What is the difference between High Pressure Sodium and Metal Halide lamps?

The difference is the spectrum emitted. HPS emits light that uses more of the orange and red side of the spectrum, perfect for plants in bloom stage. MH emits more of a blue green spectrum why is great for plants in growth stage. Sodium lamps appear yellow/orange while Halide lamps appear more blue/white.

How long should I have my lights on for?

Lights need to be on for different lengths of time depending on the stage your plant is at. During growth stage plants need more light and so you should have your lights on for between 15-18 hours a day. In bloom stage this can be reduced down to 10-12 hours. Try to have lights come on at the same time each day as nature intended.

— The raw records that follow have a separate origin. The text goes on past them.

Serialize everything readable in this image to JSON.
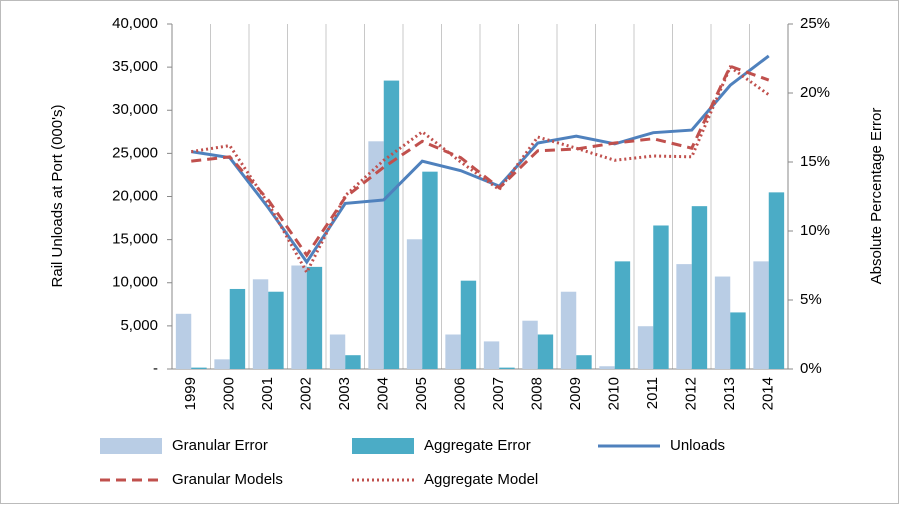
{
  "chart_data": {
    "type": "bar",
    "y_label": "Rail Unloads at Port (000's)",
    "y2_label": "Absolute Percentage Error",
    "categories": [
      "1999",
      "2000",
      "2001",
      "2002",
      "2003",
      "2004",
      "2005",
      "2006",
      "2007",
      "2008",
      "2009",
      "2010",
      "2011",
      "2012",
      "2013",
      "2014"
    ],
    "ylim": [
      0,
      40000
    ],
    "yticks": [
      {
        "value": 0,
        "label": "-"
      },
      {
        "value": 5000,
        "label": "5,000"
      },
      {
        "value": 10000,
        "label": "10,000"
      },
      {
        "value": 15000,
        "label": "15,000"
      },
      {
        "value": 20000,
        "label": "20,000"
      },
      {
        "value": 25000,
        "label": "25,000"
      },
      {
        "value": 30000,
        "label": "30,000"
      },
      {
        "value": 35000,
        "label": "35,000"
      },
      {
        "value": 40000,
        "label": "40,000"
      }
    ],
    "y2lim": [
      0,
      25
    ],
    "y2ticks": [
      {
        "value": 0,
        "label": "0%"
      },
      {
        "value": 5,
        "label": "5%"
      },
      {
        "value": 10,
        "label": "10%"
      },
      {
        "value": 15,
        "label": "15%"
      },
      {
        "value": 20,
        "label": "20%"
      },
      {
        "value": 25,
        "label": "25%"
      }
    ],
    "series": [
      {
        "name": "Granular Error",
        "type": "bar",
        "axis": "y2",
        "color": "#b9cde5",
        "values": [
          4.0,
          0.7,
          6.5,
          7.5,
          2.5,
          16.5,
          9.4,
          2.5,
          2.0,
          3.5,
          5.6,
          0.2,
          3.1,
          7.6,
          6.7,
          7.8
        ]
      },
      {
        "name": "Aggregate Error",
        "type": "bar",
        "axis": "y2",
        "color": "#4bacc6",
        "values": [
          0.1,
          5.8,
          5.6,
          7.4,
          1.0,
          20.9,
          14.3,
          6.4,
          0.1,
          2.5,
          1.0,
          7.8,
          10.4,
          11.8,
          4.1,
          12.8
        ]
      },
      {
        "name": "Unloads",
        "type": "line",
        "dash": "solid",
        "color": "#4f81bd",
        "values": [
          25200,
          24500,
          18700,
          12400,
          19200,
          19600,
          24100,
          23000,
          21200,
          26200,
          27000,
          26100,
          27400,
          27700,
          32900,
          36300
        ]
      },
      {
        "name": "Granular Models",
        "type": "line",
        "dash": "dashed",
        "color": "#c0504d",
        "values": [
          24100,
          24600,
          19600,
          13200,
          19900,
          23400,
          26400,
          24500,
          21000,
          25300,
          25500,
          26200,
          26700,
          25600,
          35100,
          33500
        ]
      },
      {
        "name": "Aggregate Model",
        "type": "line",
        "dash": "dotted",
        "color": "#c0504d",
        "values": [
          25200,
          25900,
          19200,
          11200,
          20100,
          24200,
          27500,
          24000,
          20800,
          26900,
          25600,
          24200,
          24700,
          24600,
          35000,
          31800
        ]
      }
    ]
  }
}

What are the differences in the main media categories?

Grodan comes in cubes and slabs, it retains moisture and offers excellent support to plants, making it great for young plants and cuttings.

Soil offers a traditional media method, it will retain moisture and support plants. Soil usually contains nutrients or additives

Coco is made from the husks of coconuts. This buffered medium retains moisture whilst providing plenty of air pockets which roots love.

Pebbles are made from fired clay and can be round or irregular shapes. Pebbles are reusable, they offer free drainage and optimum aeration. Roots love finding their way to fresh air pockets hidden amongst the pebbles.

What is the ideal temperature for my grow room?

Grow room temperatures vary from 26-28°C. Remember changes in temperature will cause changes in humidity levels so try to avoid drastic changes in short spaces of time.

What is the ideal humidity level for my grow room?

Ideal humidity is usually between 40% and 60% although some plants prefer a slightly higher humidity. If humidity levels are too high there is increased risk of disease and fungus.